By Shyamon Jayasinghe, Melbourne

It is clear that all is not well in the arena of sports administration in Sri Lanka. There is a crisis brewing, once again, in Sri Lanka Cricket. The Minister of Sport has sacked the governing board just on the eve of the AGM. The body that controls Athletics has also got into a soup with a Minister having invaded it and become CEO, beating his nearest rival in the AGM elections by just one or two votes and that amidst allegations of vote rigging.

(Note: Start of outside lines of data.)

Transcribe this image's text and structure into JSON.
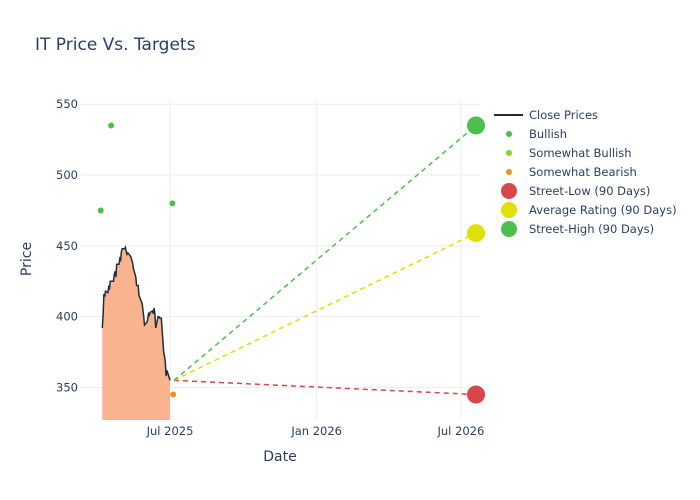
{
  "chart_data": {
    "type": "line",
    "title": "IT Price Vs. Targets",
    "xlabel": "Date",
    "ylabel": "Price",
    "x_range": [
      "2025-03-10",
      "2026-07-25"
    ],
    "ylim": [
      327,
      553
    ],
    "x_ticks": [
      {
        "date": "2025-07-01",
        "label": "Jul 2025"
      },
      {
        "date": "2026-01-01",
        "label": "Jan 2026"
      },
      {
        "date": "2026-07-01",
        "label": "Jul 2026"
      }
    ],
    "y_ticks": [
      350,
      400,
      450,
      500,
      550
    ],
    "grid": true,
    "legend_position": "right",
    "colors": {
      "close_line": "#1f2d3d",
      "close_fill": "#f9b48f",
      "bullish": "#4cc04c",
      "somewhat_bullish": "#8fce2c",
      "somewhat_bearish": "#e8961e",
      "street_low": "#d9454a",
      "average": "#dfdf00",
      "street_high": "#4cc04c"
    },
    "series": [
      {
        "name": "Close Prices",
        "kind": "line",
        "points": [
          [
            "2025-04-07",
            392
          ],
          [
            "2025-04-08",
            401
          ],
          [
            "2025-04-09",
            416
          ],
          [
            "2025-04-10",
            414
          ],
          [
            "2025-04-11",
            418
          ],
          [
            "2025-04-14",
            417
          ],
          [
            "2025-04-15",
            421
          ],
          [
            "2025-04-16",
            420
          ],
          [
            "2025-04-17",
            425
          ],
          [
            "2025-04-21",
            425
          ],
          [
            "2025-04-22",
            430
          ],
          [
            "2025-04-23",
            432
          ],
          [
            "2025-04-24",
            428
          ],
          [
            "2025-04-25",
            437
          ],
          [
            "2025-04-28",
            437
          ],
          [
            "2025-04-29",
            441
          ],
          [
            "2025-04-30",
            440
          ],
          [
            "2025-05-01",
            446
          ],
          [
            "2025-05-02",
            448
          ],
          [
            "2025-05-05",
            448
          ],
          [
            "2025-05-06",
            449
          ],
          [
            "2025-05-07",
            446
          ],
          [
            "2025-05-08",
            444
          ],
          [
            "2025-05-09",
            445
          ],
          [
            "2025-05-12",
            443
          ],
          [
            "2025-05-13",
            442
          ],
          [
            "2025-05-14",
            440
          ],
          [
            "2025-05-15",
            438
          ],
          [
            "2025-05-16",
            434
          ],
          [
            "2025-05-19",
            428
          ],
          [
            "2025-05-20",
            422
          ],
          [
            "2025-05-21",
            422
          ],
          [
            "2025-05-22",
            422
          ],
          [
            "2025-05-23",
            415
          ],
          [
            "2025-05-27",
            409
          ],
          [
            "2025-05-28",
            405
          ],
          [
            "2025-05-29",
            400
          ],
          [
            "2025-05-30",
            394
          ],
          [
            "2025-06-02",
            396
          ],
          [
            "2025-06-03",
            398
          ],
          [
            "2025-06-04",
            402
          ],
          [
            "2025-06-05",
            401
          ],
          [
            "2025-06-06",
            403
          ],
          [
            "2025-06-09",
            404
          ],
          [
            "2025-06-10",
            402
          ],
          [
            "2025-06-11",
            406
          ],
          [
            "2025-06-12",
            402
          ],
          [
            "2025-06-13",
            392
          ],
          [
            "2025-06-16",
            400
          ],
          [
            "2025-06-17",
            400
          ],
          [
            "2025-06-18",
            399
          ],
          [
            "2025-06-20",
            399
          ],
          [
            "2025-06-23",
            375
          ],
          [
            "2025-06-24",
            372
          ],
          [
            "2025-06-25",
            368
          ],
          [
            "2025-06-26",
            358
          ],
          [
            "2025-06-27",
            362
          ],
          [
            "2025-06-30",
            357
          ],
          [
            "2025-07-01",
            355
          ]
        ]
      },
      {
        "name": "Bullish",
        "kind": "markers",
        "points": [
          [
            "2025-04-05",
            475
          ],
          [
            "2025-04-18",
            535
          ],
          [
            "2025-07-04",
            480
          ]
        ]
      },
      {
        "name": "Somewhat Bullish",
        "kind": "markers",
        "points": []
      },
      {
        "name": "Somewhat Bearish",
        "kind": "markers",
        "points": [
          [
            "2025-07-05",
            345
          ]
        ]
      },
      {
        "name": "Street-Low (90 Days)",
        "kind": "target",
        "start": [
          "2025-07-06",
          355
        ],
        "end": [
          "2026-07-20",
          345
        ]
      },
      {
        "name": "Average Rating (90 Days)",
        "kind": "target",
        "start": [
          "2025-07-06",
          355
        ],
        "end": [
          "2026-07-20",
          459
        ]
      },
      {
        "name": "Street-High (90 Days)",
        "kind": "target",
        "start": [
          "2025-07-06",
          355
        ],
        "end": [
          "2026-07-20",
          535
        ]
      }
    ]
  }
}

Creating a portfolio for sport was a step in the right direction taken a few decades ago. Some useful work had been done by some ministers like, for instance Gamini Dissanayake who saw to it that the Sri Lanka cricket team reached ICC status. A fair amount of public spending has also occurred during the years for sport development in rural areas. However, I am not sure whether the government has a proper realization of the value of sports activity. Had this been grasped, the kind of donkey dealing in the administration of the apex controlling bodies would not have taken place. In today’s context, sport can bring big money. A recent survey has revealed that in England, for instance, sports have generated one and a half per cent of the country’s total value-added. Nearly two per cent of the employed population are in sports-related activities in that country. There is also the growing phenomenon of sports tourism. This kind of pattern may be valid for all affluent countries. In Australia sports is given very high recognition and a huge amount of investment goes for building infrastructure facilities.

The global demand for international participation in sports like cricket, soccer, athletics etc means that poor countries like Sri Lanka can reap good harvest by revamping sports development. I don’t know whether our Ministry has a clue about this potential, although it has been compelled to experience it in the case of cricket where the governing body has become a prosperous one. It does not keep adequate statistics and data relating to sport in the country; nor has there been any interest shown in keeping abreast of such information on which alone sound forward decisions can be made. Sports officials appear to be more perks- oriented and are busy harvesting rather than adding input. Like the minister who grabbed athletics, politicians are also more intent on plucking the golden feathers.

Besides the impact on the economy from sports, other invaluable benefits accrue to society from the latter. Both sports and arts keep our youth gainfully and healthily occupied providing them an enjoyable outlet for their energy which otherwise may be directed to socially less desirable areas. Again, sports help to forge our diverse people together and strengthen social interaction. Here is another useful area for inter-communal relationship development. In this way, sport can help nation-building. In tensely fought out international cricket matches, for instance, the Lankan spectator interest is so intense and so undivided that Sri Lanka becomes a nation during such episodes.

Let’s hope the present minister wastes no more time in fiddling with the problem. Let him seek the advice of reputed international sports bodies like Cricket Australia so that our sports administration is put in a strong position. He should ensure that MPs and ministers do not creep into such bodies and politicise them. Such bodies should be in the safe hands of sports professionals and reputed men and women who can behave fairly and inventively.